Gold und Platin sind zwei Edelmetalle. Doch welches ist das teuerste davon? Wir antworten Ihnen.
Platin, ein Metall, das seltener ist als Gold.
Wenn wir an das edelste und damit teuerste Metall denken, fällt uns oft Gold ein. Aber zu Unrecht. Platin ist ein wertvolleres Metall als Gold, wenn man es anhand seiner Seltenheit vergleicht. Tatsächlich ist Platin 30-mal seltener als Gold. Seine Verwendung durch den Menschen scheint auf die Zeit der alten ägyptischen Zivilisationen zurückzugehen und bis zum 17. Jahrhundert war seine Verwendung für Schmuck reserviert. Aufgrund seiner sehr guten Eigenschaften wurde es später industriell eingesetzt: Es ist robust, rostfrei und unveränderlich. Doch heute erhält dieses Edelmetall seinen Adelstitel zurück.
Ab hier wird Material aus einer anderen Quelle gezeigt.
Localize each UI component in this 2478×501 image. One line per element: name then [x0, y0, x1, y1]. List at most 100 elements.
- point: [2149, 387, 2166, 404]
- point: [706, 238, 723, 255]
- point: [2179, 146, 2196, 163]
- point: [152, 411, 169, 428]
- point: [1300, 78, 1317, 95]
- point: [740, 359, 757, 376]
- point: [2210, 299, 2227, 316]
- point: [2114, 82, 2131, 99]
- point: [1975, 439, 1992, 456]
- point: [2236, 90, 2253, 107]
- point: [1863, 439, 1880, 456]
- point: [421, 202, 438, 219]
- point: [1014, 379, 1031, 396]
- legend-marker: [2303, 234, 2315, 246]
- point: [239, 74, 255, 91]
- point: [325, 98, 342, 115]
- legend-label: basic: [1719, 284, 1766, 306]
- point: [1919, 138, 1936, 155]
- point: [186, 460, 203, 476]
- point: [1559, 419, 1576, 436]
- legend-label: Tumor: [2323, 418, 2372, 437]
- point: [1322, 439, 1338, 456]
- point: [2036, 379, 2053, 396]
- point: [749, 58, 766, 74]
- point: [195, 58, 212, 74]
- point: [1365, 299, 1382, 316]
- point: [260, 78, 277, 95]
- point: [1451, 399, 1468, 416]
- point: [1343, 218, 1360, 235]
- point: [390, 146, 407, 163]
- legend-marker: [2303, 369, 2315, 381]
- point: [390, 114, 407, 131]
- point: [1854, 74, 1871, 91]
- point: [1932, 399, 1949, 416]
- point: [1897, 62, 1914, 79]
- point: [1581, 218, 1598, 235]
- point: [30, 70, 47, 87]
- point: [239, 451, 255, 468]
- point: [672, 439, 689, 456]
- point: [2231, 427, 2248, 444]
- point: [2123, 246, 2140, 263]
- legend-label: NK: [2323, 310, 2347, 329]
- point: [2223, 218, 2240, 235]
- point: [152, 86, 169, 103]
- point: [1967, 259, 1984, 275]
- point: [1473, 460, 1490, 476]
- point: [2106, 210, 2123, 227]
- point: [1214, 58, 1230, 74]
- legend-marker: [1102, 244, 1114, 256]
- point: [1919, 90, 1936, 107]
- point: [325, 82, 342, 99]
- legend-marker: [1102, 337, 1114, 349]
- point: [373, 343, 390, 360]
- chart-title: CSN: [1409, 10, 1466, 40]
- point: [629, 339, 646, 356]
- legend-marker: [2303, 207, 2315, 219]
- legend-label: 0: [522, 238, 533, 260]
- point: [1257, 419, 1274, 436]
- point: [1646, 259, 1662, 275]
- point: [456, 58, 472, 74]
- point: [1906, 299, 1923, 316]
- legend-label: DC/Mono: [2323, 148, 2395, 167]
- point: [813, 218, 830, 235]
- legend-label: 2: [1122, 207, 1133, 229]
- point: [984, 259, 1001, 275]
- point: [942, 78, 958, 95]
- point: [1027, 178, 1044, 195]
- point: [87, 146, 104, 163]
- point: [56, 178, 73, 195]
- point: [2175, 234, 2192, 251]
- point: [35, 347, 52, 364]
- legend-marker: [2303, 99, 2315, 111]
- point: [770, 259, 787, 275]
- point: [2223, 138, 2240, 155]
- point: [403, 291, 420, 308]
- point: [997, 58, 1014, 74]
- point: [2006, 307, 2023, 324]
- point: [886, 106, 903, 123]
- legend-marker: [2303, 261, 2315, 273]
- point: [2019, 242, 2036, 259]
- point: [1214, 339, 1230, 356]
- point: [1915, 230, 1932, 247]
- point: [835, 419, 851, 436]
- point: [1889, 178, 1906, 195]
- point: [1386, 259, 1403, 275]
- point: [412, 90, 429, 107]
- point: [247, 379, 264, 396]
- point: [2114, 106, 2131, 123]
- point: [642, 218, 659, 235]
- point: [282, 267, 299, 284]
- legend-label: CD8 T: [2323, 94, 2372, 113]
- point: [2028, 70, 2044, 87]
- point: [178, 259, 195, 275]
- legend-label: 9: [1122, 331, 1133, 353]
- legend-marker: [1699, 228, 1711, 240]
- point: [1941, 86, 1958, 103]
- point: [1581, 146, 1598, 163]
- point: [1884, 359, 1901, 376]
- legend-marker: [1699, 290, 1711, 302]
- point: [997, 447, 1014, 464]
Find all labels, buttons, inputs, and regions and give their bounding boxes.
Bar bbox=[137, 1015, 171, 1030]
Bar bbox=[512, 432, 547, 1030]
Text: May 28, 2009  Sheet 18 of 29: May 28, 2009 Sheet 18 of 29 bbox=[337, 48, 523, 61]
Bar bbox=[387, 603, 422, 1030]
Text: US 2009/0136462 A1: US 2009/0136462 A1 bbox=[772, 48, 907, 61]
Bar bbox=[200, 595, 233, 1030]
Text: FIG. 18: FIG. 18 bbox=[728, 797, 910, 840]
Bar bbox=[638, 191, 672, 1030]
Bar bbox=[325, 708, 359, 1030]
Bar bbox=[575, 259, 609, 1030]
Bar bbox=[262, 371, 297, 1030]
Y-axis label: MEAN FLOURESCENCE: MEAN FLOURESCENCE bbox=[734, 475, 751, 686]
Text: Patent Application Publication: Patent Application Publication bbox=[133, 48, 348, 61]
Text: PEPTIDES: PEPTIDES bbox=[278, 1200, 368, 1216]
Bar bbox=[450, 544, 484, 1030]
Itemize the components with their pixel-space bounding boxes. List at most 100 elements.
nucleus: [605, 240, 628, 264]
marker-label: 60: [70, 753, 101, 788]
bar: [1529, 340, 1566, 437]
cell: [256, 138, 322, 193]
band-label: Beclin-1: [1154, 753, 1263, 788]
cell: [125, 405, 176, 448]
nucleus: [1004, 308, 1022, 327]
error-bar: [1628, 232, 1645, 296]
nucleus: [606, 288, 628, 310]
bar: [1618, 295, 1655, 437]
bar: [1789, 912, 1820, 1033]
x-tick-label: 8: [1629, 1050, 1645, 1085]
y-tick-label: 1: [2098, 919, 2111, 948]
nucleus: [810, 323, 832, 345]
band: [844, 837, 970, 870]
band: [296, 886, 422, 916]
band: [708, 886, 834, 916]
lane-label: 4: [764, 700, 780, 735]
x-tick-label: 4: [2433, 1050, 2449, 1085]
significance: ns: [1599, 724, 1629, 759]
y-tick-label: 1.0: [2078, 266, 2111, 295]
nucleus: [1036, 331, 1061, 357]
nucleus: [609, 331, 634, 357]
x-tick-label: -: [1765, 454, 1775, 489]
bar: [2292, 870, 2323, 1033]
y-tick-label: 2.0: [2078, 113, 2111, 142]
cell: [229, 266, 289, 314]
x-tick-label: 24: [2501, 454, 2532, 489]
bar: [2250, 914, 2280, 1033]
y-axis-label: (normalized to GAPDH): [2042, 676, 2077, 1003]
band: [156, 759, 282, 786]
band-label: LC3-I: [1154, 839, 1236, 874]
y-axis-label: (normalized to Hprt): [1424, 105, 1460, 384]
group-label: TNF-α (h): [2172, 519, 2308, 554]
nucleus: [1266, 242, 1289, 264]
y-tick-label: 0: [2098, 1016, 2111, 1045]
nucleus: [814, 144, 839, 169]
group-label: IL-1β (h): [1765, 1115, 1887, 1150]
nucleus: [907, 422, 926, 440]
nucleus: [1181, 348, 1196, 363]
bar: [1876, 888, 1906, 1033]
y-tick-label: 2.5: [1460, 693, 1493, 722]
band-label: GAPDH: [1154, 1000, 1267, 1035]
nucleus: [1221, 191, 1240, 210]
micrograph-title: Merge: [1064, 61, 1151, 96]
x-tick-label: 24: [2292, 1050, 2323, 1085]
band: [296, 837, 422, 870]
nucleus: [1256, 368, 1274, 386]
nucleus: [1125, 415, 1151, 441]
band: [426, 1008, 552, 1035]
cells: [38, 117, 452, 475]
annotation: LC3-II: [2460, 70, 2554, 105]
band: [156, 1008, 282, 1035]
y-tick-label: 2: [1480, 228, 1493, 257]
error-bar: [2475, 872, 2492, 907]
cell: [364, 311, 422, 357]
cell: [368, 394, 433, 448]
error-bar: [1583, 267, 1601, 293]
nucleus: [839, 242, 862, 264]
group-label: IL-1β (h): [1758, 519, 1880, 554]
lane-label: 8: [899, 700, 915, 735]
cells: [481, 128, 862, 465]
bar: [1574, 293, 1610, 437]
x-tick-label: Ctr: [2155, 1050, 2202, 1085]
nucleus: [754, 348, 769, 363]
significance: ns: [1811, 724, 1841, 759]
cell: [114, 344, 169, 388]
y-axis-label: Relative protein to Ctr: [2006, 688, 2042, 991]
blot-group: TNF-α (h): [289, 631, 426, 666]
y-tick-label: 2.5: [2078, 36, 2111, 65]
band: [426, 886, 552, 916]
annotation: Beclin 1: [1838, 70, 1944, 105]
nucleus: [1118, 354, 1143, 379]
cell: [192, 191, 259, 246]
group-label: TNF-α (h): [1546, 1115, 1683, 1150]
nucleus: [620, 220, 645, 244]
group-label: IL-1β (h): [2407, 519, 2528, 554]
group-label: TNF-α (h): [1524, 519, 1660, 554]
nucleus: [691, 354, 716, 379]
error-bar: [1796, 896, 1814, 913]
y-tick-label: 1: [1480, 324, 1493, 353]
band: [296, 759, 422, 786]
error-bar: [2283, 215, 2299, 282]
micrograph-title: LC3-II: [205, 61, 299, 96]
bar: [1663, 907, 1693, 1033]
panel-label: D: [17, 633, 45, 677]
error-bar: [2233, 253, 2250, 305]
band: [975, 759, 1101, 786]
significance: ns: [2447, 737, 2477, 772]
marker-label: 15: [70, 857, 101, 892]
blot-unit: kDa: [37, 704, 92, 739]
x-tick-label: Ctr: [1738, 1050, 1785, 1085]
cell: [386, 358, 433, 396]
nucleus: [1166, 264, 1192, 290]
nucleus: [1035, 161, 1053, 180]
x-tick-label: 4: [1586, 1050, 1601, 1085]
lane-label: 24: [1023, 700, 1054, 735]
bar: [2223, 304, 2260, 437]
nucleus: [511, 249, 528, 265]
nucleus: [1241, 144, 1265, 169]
Platin, eine reinere Zusammensetzung als Gold.
Wenn wir anhand der jeweiligen Zusammensetzung von Platin und Gold wissen möchten, welches der beiden Edelmetalle das teuerste ist, ist es immer noch Platin, das gewinnt. Tatsächlich besteht Weißgold, auch Graugold genannt, aus 75 % Gold, 10 % Silber und 15 % Palladium, einem Derivat von Platin. Platin hat eine Reinheit von 95 %. In seinem natürlichen Zustand ist es bereits weiß. 5 % Iridium werden hinzugefügt.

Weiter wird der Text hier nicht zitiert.